Smith & Wright (2000, p. 419) state that although Kier described the petals of P. bargesii as being only slightly developed, he did not draw attention to the extraordinary narrowness and diffuseness of the petals, in which successive pore-pairs are far more distant from each other than in any Catopygus. Maczynska (1972) concluded that P. bargesii fitted into neither Oolopygus nor Catopygus and favoured resurrecting Pomel\'s genus Penesticta for bargesii, a view held by Smith & Wright (2000).

Penesticta is distinct from the type species of Oolopygus in having all double pores below the petals. Smith & Wright (2000, p. 419) state that this feature is plesiomorphic, and shared primitively with Catopygus. "Penesticta is best interpreted as a sister group to the post Cenomanian clade formed by Oolopygus and Studeria, with Penesticta, Oolopygus and Studeria together forming a clade characterized by their apical disc and petal structure, whose immediate sister group is Catopygus" (Smith & Wright, 2000).

Pomel, A. 1883. Classification méthodique et genera des Échinides vivante et fossiles. Thèses présentées a la Faculté des Sciences de Paris pour obtenir le Grade de Docteur ès Sciences Naturelles, 503, 131 pp. Aldolphe Jourdan, Alger.

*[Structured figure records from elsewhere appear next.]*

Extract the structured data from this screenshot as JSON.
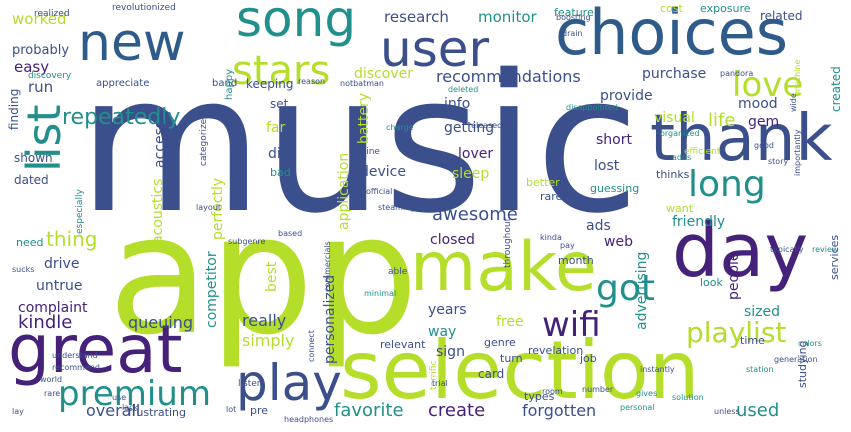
{
  "palette": {
    "indigo": "#3b4f8c",
    "navy": "#2f5b8a",
    "purple": "#46217a",
    "teal": "#21908c",
    "green": "#3fbf7f",
    "lime": "#b5de2b",
    "yellow": "#d8e219",
    "blue": "#2c728e"
  },
  "words": [
    {
      "text": "music",
      "size": 190,
      "color": "indigo"
    },
    {
      "text": "app",
      "size": 165,
      "color": "lime"
    },
    {
      "text": "selection",
      "size": 80,
      "color": "lime"
    },
    {
      "text": "choices",
      "size": 62,
      "color": "navy"
    },
    {
      "text": "great",
      "size": 66,
      "color": "purple"
    },
    {
      "text": "make",
      "size": 68,
      "color": "lime"
    },
    {
      "text": "day",
      "size": 74,
      "color": "purple"
    },
    {
      "text": "thank",
      "size": 64,
      "color": "indigo"
    },
    {
      "text": "new",
      "size": 52,
      "color": "navy"
    },
    {
      "text": "song",
      "size": 50,
      "color": "teal"
    },
    {
      "text": "user",
      "size": 50,
      "color": "indigo"
    },
    {
      "text": "play",
      "size": 50,
      "color": "indigo"
    },
    {
      "text": "list",
      "size": 46,
      "color": "teal"
    },
    {
      "text": "stars",
      "size": 40,
      "color": "lime"
    },
    {
      "text": "love",
      "size": 34,
      "color": "lime"
    },
    {
      "text": "long",
      "size": 36,
      "color": "teal"
    },
    {
      "text": "premium",
      "size": 34,
      "color": "teal"
    },
    {
      "text": "got",
      "size": 36,
      "color": "teal"
    },
    {
      "text": "wifi",
      "size": 34,
      "color": "purple"
    },
    {
      "text": "playlist",
      "size": 28,
      "color": "lime"
    },
    {
      "text": "repeatedly",
      "size": 22,
      "color": "teal"
    },
    {
      "text": "recommendations",
      "size": 16,
      "color": "indigo"
    },
    {
      "text": "awesome",
      "size": 18,
      "color": "indigo"
    },
    {
      "text": "create",
      "size": 18,
      "color": "purple"
    },
    {
      "text": "favorite",
      "size": 18,
      "color": "teal"
    },
    {
      "text": "forgotten",
      "size": 16,
      "color": "indigo"
    },
    {
      "text": "used",
      "size": 18,
      "color": "teal"
    },
    {
      "text": "thing",
      "size": 20,
      "color": "lime"
    },
    {
      "text": "kindle",
      "size": 18,
      "color": "purple"
    },
    {
      "text": "overall",
      "size": 16,
      "color": "indigo"
    },
    {
      "text": "queuing",
      "size": 16,
      "color": "indigo"
    },
    {
      "text": "really",
      "size": 16,
      "color": "indigo"
    },
    {
      "text": "simply",
      "size": 16,
      "color": "lime"
    },
    {
      "text": "life",
      "size": 18,
      "color": "lime"
    },
    {
      "text": "research",
      "size": 15,
      "color": "indigo"
    },
    {
      "text": "monitor",
      "size": 15,
      "color": "teal"
    },
    {
      "text": "worked",
      "size": 15,
      "color": "lime"
    },
    {
      "text": "easy",
      "size": 15,
      "color": "purple"
    },
    {
      "text": "run",
      "size": 15,
      "color": "indigo"
    },
    {
      "text": "probably",
      "size": 13,
      "color": "indigo"
    },
    {
      "text": "discover",
      "size": 14,
      "color": "lime"
    },
    {
      "text": "purchase",
      "size": 14,
      "color": "indigo"
    },
    {
      "text": "info",
      "size": 14,
      "color": "indigo"
    },
    {
      "text": "provide",
      "size": 14,
      "color": "indigo"
    },
    {
      "text": "getting",
      "size": 14,
      "color": "indigo"
    },
    {
      "text": "visual",
      "size": 14,
      "color": "lime"
    },
    {
      "text": "short",
      "size": 14,
      "color": "purple"
    },
    {
      "text": "mood",
      "size": 14,
      "color": "indigo"
    },
    {
      "text": "gem",
      "size": 14,
      "color": "purple"
    },
    {
      "text": "lost",
      "size": 14,
      "color": "indigo"
    },
    {
      "text": "lover",
      "size": 14,
      "color": "purple"
    },
    {
      "text": "sleep",
      "size": 14,
      "color": "lime"
    },
    {
      "text": "device",
      "size": 14,
      "color": "indigo"
    },
    {
      "text": "ads",
      "size": 14,
      "color": "indigo"
    },
    {
      "text": "web",
      "size": 14,
      "color": "purple"
    },
    {
      "text": "closed",
      "size": 14,
      "color": "purple"
    },
    {
      "text": "friendly",
      "size": 14,
      "color": "teal"
    },
    {
      "text": "people",
      "size": 14,
      "color": "purple"
    },
    {
      "text": "sized",
      "size": 14,
      "color": "teal"
    },
    {
      "text": "years",
      "size": 14,
      "color": "indigo"
    },
    {
      "text": "free",
      "size": 14,
      "color": "lime"
    },
    {
      "text": "way",
      "size": 14,
      "color": "teal"
    },
    {
      "text": "sign",
      "size": 14,
      "color": "indigo"
    },
    {
      "text": "drive",
      "size": 14,
      "color": "indigo"
    },
    {
      "text": "untrue",
      "size": 14,
      "color": "indigo"
    },
    {
      "text": "complaint",
      "size": 14,
      "color": "purple"
    },
    {
      "text": "shown",
      "size": 12,
      "color": "indigo"
    },
    {
      "text": "dated",
      "size": 12,
      "color": "indigo"
    },
    {
      "text": "need",
      "size": 11,
      "color": "teal"
    },
    {
      "text": "access",
      "size": 14,
      "color": "indigo"
    },
    {
      "text": "acoustics",
      "size": 14,
      "color": "lime"
    },
    {
      "text": "perfectly",
      "size": 14,
      "color": "lime"
    },
    {
      "text": "application",
      "size": 14,
      "color": "lime"
    },
    {
      "text": "battery",
      "size": 14,
      "color": "lime"
    },
    {
      "text": "personalized",
      "size": 14,
      "color": "indigo"
    },
    {
      "text": "competitor",
      "size": 14,
      "color": "teal"
    },
    {
      "text": "advertising",
      "size": 14,
      "color": "teal"
    },
    {
      "text": "best",
      "size": 14,
      "color": "lime"
    },
    {
      "text": "dig",
      "size": 14,
      "color": "indigo"
    },
    {
      "text": "far",
      "size": 14,
      "color": "lime"
    },
    {
      "text": "set",
      "size": 12,
      "color": "indigo"
    },
    {
      "text": "bad",
      "size": 11,
      "color": "teal"
    },
    {
      "text": "keeping",
      "size": 12,
      "color": "indigo"
    },
    {
      "text": "finding",
      "size": 12,
      "color": "indigo"
    },
    {
      "text": "created",
      "size": 12,
      "color": "teal"
    },
    {
      "text": "related",
      "size": 12,
      "color": "indigo"
    },
    {
      "text": "cost",
      "size": 11,
      "color": "lime"
    },
    {
      "text": "exposure",
      "size": 11,
      "color": "teal"
    },
    {
      "text": "feature",
      "size": 11,
      "color": "teal"
    },
    {
      "text": "thinks",
      "size": 11,
      "color": "indigo"
    },
    {
      "text": "want",
      "size": 11,
      "color": "lime"
    },
    {
      "text": "rarely",
      "size": 11,
      "color": "indigo"
    },
    {
      "text": "better",
      "size": 11,
      "color": "lime"
    },
    {
      "text": "guessing",
      "size": 11,
      "color": "teal"
    },
    {
      "text": "month",
      "size": 11,
      "color": "indigo"
    },
    {
      "text": "revelation",
      "size": 11,
      "color": "indigo"
    },
    {
      "text": "relevant",
      "size": 11,
      "color": "indigo"
    },
    {
      "text": "genre",
      "size": 11,
      "color": "indigo"
    },
    {
      "text": "turn",
      "size": 11,
      "color": "indigo"
    },
    {
      "text": "card",
      "size": 12,
      "color": "indigo"
    },
    {
      "text": "job",
      "size": 11,
      "color": "indigo"
    },
    {
      "text": "types",
      "size": 11,
      "color": "indigo"
    },
    {
      "text": "look",
      "size": 11,
      "color": "teal"
    },
    {
      "text": "time",
      "size": 11,
      "color": "indigo"
    },
    {
      "text": "services",
      "size": 11,
      "color": "indigo"
    },
    {
      "text": "studying",
      "size": 11,
      "color": "indigo"
    },
    {
      "text": "frustrating",
      "size": 11,
      "color": "indigo"
    },
    {
      "text": "pre",
      "size": 11,
      "color": "indigo"
    },
    {
      "text": "happy",
      "size": 10,
      "color": "teal"
    },
    {
      "text": "band",
      "size": 10,
      "color": "indigo"
    },
    {
      "text": "appreciate",
      "size": 10,
      "color": "indigo"
    },
    {
      "text": "discovery",
      "size": 9,
      "color": "teal"
    },
    {
      "text": "realized",
      "size": 9,
      "color": "indigo"
    },
    {
      "text": "revolutionized",
      "size": 9,
      "color": "indigo"
    },
    {
      "text": "deleted",
      "size": 8,
      "color": "teal"
    },
    {
      "text": "reason",
      "size": 8,
      "color": "indigo"
    },
    {
      "text": "notbatman",
      "size": 8,
      "color": "indigo"
    },
    {
      "text": "released",
      "size": 8,
      "color": "indigo"
    },
    {
      "text": "disappointed",
      "size": 8,
      "color": "teal"
    },
    {
      "text": "organized",
      "size": 8,
      "color": "teal"
    },
    {
      "text": "efficient",
      "size": 9,
      "color": "lime"
    },
    {
      "text": "pandora",
      "size": 8,
      "color": "indigo"
    },
    {
      "text": "boosting",
      "size": 8,
      "color": "indigo"
    },
    {
      "text": "drain",
      "size": 8,
      "color": "indigo"
    },
    {
      "text": "offline",
      "size": 9,
      "color": "indigo"
    },
    {
      "text": "official",
      "size": 8,
      "color": "indigo"
    },
    {
      "text": "charge",
      "size": 8,
      "color": "teal"
    },
    {
      "text": "steaming",
      "size": 8,
      "color": "indigo"
    },
    {
      "text": "categorize",
      "size": 9,
      "color": "indigo"
    },
    {
      "text": "especially",
      "size": 9,
      "color": "teal"
    },
    {
      "text": "throughout",
      "size": 9,
      "color": "indigo"
    },
    {
      "text": "subgenre",
      "size": 8,
      "color": "indigo"
    },
    {
      "text": "layout",
      "size": 8,
      "color": "indigo"
    },
    {
      "text": "based",
      "size": 8,
      "color": "indigo"
    },
    {
      "text": "able",
      "size": 9,
      "color": "indigo"
    },
    {
      "text": "sucks",
      "size": 8,
      "color": "indigo"
    },
    {
      "text": "understand",
      "size": 8,
      "color": "indigo"
    },
    {
      "text": "commercials",
      "size": 8,
      "color": "indigo"
    },
    {
      "text": "minimal",
      "size": 8,
      "color": "teal"
    },
    {
      "text": "kinda",
      "size": 8,
      "color": "indigo"
    },
    {
      "text": "pay",
      "size": 8,
      "color": "indigo"
    },
    {
      "text": "good",
      "size": 8,
      "color": "indigo"
    },
    {
      "text": "story",
      "size": 8,
      "color": "indigo"
    },
    {
      "text": "adds",
      "size": 8,
      "color": "teal"
    },
    {
      "text": "importantly",
      "size": 8,
      "color": "indigo"
    },
    {
      "text": "typically",
      "size": 8,
      "color": "indigo"
    },
    {
      "text": "review",
      "size": 8,
      "color": "teal"
    },
    {
      "text": "colors",
      "size": 8,
      "color": "teal"
    },
    {
      "text": "station",
      "size": 8,
      "color": "teal"
    },
    {
      "text": "generation",
      "size": 8,
      "color": "indigo"
    },
    {
      "text": "instantly",
      "size": 8,
      "color": "indigo"
    },
    {
      "text": "gives",
      "size": 8,
      "color": "teal"
    },
    {
      "text": "number",
      "size": 8,
      "color": "indigo"
    },
    {
      "text": "recommend",
      "size": 8,
      "color": "indigo"
    },
    {
      "text": "world",
      "size": 8,
      "color": "indigo"
    },
    {
      "text": "listen",
      "size": 9,
      "color": "indigo"
    },
    {
      "text": "use",
      "size": 8,
      "color": "indigo"
    },
    {
      "text": "lack",
      "size": 8,
      "color": "indigo"
    },
    {
      "text": "connect",
      "size": 8,
      "color": "indigo"
    },
    {
      "text": "terrific",
      "size": 9,
      "color": "lime"
    },
    {
      "text": "room",
      "size": 8,
      "color": "indigo"
    },
    {
      "text": "personal",
      "size": 8,
      "color": "teal"
    },
    {
      "text": "solution",
      "size": 8,
      "color": "teal"
    },
    {
      "text": "unless",
      "size": 8,
      "color": "indigo"
    },
    {
      "text": "rare",
      "size": 8,
      "color": "indigo"
    },
    {
      "text": "lot",
      "size": 8,
      "color": "indigo"
    },
    {
      "text": "lay",
      "size": 8,
      "color": "indigo"
    },
    {
      "text": "headphones",
      "size": 8,
      "color": "indigo"
    },
    {
      "text": "trial",
      "size": 8,
      "color": "indigo"
    },
    {
      "text": "machine",
      "size": 8,
      "color": "lime"
    },
    {
      "text": "wide",
      "size": 8,
      "color": "indigo"
    }
  ]
}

P. M. Kier. 1962. Revision of the cassiduloid echinoids. Smithsonian Miscellaneous Collections, 144 (3) 262 pp.

J. Lambert & P. Thiery. 1909-1925. Essai de nomenclature raisonnee des echinides. Libraire Septime Ferriere, Chaumont, 607 pp., 15 pls.

S. Maczynska. 1972. On some representatives of the genus Catopygus L. Agassiz (Echinoidea) from the Upper Cretaceous. Prace Paleozoologiczne, Prace Muzeum Ziemi, Waszawa, Poland, 20; pp. 173-185, 4 pls.

T. Mortensen. 1948. A monograph of the Echinoidea: 4 (1): Holectypoida, Cassiduloida. Reitzel, Copenhagen, 363 pp., 14 pls.

A. B. Smith & C. W. Wright. 2000. British Cretaceous echinoids. Monograph of the Palaeontographical Society, pp. 391-439, pls 130-138.